Tribunal Administratif de Toulouse — Décision N° TA31-2602151

jeudi 2 avril 2026

JuridictionTribunal Administratif de Toulouse
SectionTribunal Administratif de Toulouse
N° DossierTA31-2602151
TypeDécision
RecoursExcès de pouvoir
Avocat requérantBACHELET

Résumé IA

Le Tribunal Administratif de Toulouse statue sur une demande de référé-suspension et d'injonction formulée par l'OIP-SF, qui sollicitait la communication de documents attestant de l'exécution d'une précédente ordonnance du juge des référés visant à améliorer les conditions de détention. Le juge constate que l'administration a, en cours d'instance, communiqué les documents disponibles, ce qui prive la demande de son objet principal.
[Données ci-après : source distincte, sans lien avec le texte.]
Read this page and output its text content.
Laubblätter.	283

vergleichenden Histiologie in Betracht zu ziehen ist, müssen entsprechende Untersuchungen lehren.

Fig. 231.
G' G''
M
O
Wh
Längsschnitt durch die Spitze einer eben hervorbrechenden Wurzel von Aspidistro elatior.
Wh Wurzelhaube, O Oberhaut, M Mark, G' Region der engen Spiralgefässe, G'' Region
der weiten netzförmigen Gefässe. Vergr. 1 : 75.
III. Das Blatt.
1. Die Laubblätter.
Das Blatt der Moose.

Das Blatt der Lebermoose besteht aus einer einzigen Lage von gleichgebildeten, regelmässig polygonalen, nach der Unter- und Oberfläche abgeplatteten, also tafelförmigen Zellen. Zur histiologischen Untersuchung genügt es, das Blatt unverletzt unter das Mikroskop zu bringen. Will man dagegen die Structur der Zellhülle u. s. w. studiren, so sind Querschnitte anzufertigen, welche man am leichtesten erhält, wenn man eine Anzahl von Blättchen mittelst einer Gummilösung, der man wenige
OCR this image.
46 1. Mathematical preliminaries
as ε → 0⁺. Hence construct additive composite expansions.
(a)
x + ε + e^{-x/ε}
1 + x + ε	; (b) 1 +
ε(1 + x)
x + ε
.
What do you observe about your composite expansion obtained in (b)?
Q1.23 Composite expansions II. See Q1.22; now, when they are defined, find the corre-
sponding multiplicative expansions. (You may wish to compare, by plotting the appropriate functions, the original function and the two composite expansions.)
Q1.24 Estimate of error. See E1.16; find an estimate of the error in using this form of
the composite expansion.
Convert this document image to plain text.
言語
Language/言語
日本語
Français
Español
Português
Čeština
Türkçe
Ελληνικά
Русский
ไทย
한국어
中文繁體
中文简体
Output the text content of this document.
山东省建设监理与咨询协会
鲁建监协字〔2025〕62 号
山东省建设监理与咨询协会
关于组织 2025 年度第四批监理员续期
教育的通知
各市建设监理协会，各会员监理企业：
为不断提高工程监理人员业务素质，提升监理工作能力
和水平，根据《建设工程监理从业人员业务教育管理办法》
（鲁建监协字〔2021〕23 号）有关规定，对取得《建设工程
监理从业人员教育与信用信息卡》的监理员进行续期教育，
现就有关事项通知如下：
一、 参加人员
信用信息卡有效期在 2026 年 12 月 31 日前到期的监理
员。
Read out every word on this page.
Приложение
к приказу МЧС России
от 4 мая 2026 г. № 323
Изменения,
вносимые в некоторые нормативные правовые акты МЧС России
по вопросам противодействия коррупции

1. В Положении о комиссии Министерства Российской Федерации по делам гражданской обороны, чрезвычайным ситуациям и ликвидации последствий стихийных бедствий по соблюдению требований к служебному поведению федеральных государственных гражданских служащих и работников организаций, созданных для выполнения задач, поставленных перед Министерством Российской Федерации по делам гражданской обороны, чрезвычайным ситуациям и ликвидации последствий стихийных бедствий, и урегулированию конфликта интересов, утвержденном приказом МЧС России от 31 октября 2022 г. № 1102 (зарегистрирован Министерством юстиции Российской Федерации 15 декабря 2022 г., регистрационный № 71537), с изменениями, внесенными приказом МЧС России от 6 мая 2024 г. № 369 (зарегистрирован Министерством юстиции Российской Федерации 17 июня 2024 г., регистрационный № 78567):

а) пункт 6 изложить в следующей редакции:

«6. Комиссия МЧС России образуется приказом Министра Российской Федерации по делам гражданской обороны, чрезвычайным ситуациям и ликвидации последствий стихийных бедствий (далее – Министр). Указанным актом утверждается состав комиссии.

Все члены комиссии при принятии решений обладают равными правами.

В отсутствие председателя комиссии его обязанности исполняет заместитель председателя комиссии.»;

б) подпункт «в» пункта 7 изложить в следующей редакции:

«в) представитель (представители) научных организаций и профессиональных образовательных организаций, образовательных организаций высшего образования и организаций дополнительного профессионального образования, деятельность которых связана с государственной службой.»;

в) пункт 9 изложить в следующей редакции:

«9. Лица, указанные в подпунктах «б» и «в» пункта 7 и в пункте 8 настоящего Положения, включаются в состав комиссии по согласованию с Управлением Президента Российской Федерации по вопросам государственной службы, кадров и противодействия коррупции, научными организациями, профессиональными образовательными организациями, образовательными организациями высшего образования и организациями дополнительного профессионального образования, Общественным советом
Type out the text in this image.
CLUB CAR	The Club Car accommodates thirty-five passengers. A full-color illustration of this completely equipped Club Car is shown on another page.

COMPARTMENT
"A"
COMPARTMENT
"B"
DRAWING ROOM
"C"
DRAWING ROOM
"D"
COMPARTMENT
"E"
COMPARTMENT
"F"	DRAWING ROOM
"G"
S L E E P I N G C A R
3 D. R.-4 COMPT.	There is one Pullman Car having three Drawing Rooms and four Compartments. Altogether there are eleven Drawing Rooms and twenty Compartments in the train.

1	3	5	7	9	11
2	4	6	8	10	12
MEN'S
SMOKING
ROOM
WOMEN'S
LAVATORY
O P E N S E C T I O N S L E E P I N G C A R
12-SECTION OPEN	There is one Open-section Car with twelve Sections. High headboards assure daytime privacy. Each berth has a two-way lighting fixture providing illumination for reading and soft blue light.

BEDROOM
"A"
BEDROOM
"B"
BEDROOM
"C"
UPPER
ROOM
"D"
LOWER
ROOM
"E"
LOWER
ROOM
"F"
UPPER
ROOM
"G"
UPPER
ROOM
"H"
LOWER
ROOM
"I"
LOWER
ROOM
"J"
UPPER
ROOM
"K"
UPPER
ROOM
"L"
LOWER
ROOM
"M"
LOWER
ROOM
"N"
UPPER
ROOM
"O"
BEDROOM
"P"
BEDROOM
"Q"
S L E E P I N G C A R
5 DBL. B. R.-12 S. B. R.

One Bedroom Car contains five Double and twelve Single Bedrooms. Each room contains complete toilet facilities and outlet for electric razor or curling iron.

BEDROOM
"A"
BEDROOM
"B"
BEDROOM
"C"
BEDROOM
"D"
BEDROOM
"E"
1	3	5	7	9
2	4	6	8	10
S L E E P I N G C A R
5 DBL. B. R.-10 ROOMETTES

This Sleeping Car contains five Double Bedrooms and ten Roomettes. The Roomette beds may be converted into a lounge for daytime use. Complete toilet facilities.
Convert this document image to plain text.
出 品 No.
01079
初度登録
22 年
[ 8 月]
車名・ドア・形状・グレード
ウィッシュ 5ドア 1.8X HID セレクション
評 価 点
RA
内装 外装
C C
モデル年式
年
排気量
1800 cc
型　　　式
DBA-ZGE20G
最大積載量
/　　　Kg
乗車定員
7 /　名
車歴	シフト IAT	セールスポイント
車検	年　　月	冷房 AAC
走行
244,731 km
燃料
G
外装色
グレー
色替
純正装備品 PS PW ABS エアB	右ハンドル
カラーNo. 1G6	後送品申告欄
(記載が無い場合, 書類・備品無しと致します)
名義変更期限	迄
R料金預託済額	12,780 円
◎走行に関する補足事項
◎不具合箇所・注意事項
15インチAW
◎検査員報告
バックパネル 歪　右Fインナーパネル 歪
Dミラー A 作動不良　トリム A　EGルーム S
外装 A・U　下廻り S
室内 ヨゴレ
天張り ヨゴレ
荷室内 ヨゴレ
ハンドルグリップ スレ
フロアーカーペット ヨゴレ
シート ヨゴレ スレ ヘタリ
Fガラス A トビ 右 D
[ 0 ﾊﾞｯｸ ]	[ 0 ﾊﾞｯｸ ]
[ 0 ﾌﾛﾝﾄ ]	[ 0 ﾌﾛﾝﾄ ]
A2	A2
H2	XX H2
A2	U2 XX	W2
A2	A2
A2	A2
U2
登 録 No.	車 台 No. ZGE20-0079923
Par conséquent, il se prononce sur le non-lieu à statuer concernant les demandes de suspension et d'injonction, tout en réservant l'examen d'une demande de frais irrépétibles.

Texte intégral

Vu la procédure suivante :


Par une requête enregistrée le 13 mars 2026, la Section française de l’Observatoire international des prisons (OIP-SF), représentée par Me Bachelet, Me Brandely, Me Brel, Me Cambon, Me Chotel, Me Dalloz, Me Delorge, Me Faugère, Me Ramognino et Me Rucel, demande au juge des référés, sur le fondement des dispositions de l’article L. 521-1 du code de justice administrative :

1) de suspendre l’exécution de la décision implicite née le 27 février 2026 par laquelle le directeur du centre pénitentiaire de Toulouse-Seysses a refusé de lui communiquer les documents attestant de l’exécution des injonctions de l’ordonnance n° 2505053 du 25 juillet 2025 par laquelle le juge des référés du tribunal administratif de Toulouse lui a prescrit différentes mesures afin d’améliorer les conditions de détention de l’établissement ;

2) d’enjoindre à l’administration de procéder à la communication des documents sollicités ou, à défaut, de procéder au réexamen de cette demande dans un délai de trois jours à compter de la notification de l’ordonnance à intervenir et ce, sous astreinte de 500 euros par jour de retard ;

3) de mettre à la charge de l’État une somme de 2 000 euros sur le fondement des dispositions de l’article L. 761-1 du code de justice administrative.

Ils soutiennent que :

- ils disposent d’un intérêt à agir ;
- la présente requête en référé suspension est recevable dès lors que la saisine de la Commission d’accès aux documents administratifs (CADA) est un préalable obligatoire à l’exercice d’un recours contentieux, en application de l’article L. 342-1 du code des relations entre le public et l’administration ;
- la condition d’urgence est satisfaite, dès lors que le refus de communiquer les documents demandés constitue une atteinte manifeste au droit à l’exécution des décisions de justice et, par suite, une atteinte grave et immédiate à la situation de l’OIP-SF ainsi qu’aux intérêts que celle-ci entend défendre ; l’urgence est donc présumée dès lors que les documents dont il est demandé la communication sont de nature à attester de l’exécution de mesures prescrites par une ordonnance de référé-liberté dans le but d’assurer la protection et la sécurité d’un grand nombre de personnes détenues dans un délai très bref et qu’elle ne dispose pas d’un libre accès à l’établissement pénitentiaire ; il y a urgence à suspendre l’exécution de la décision par laquelle l’administration refuse de communiquer les documents sollicités permettant de s’assurer qu’elle a bien pris les mesures nécessaires pour faire cesser un risque grave pour la vie ou l’intégrité des personnes incarcérées protégées par l’article 3 de la Convention européenne de sauvegarde des droits de l’homme et des libertés fondamentales ; en outre, le taux d’occupation des quartiers de la maison d’arrêt pour hommes est passé de 215 % au 1er août 2025 à 221 % au 1er février 2026 ; aucun intérêt général ne saurait s’opposer au caractère urgent de cette demande dès lors qu’elle ne dispose pas de la preuve que les différentes mesures annoncées en octobre 2025 ont été engagées et menées à leur terme ;
- sont propres à créer un doute sérieux quant à la légalité de la décision litigieuse, les moyens tirés de la méconnaissance de l’article L. 311-1 du code des relations entre le public et l’administration, de la méconnaissance du droit au recours effectif protégé par les articles 6 et 13 de la Convention européenne de sauvegarde des droits de l’homme et des libertés fondamentales et du droit à l’exécution des décisions de justice.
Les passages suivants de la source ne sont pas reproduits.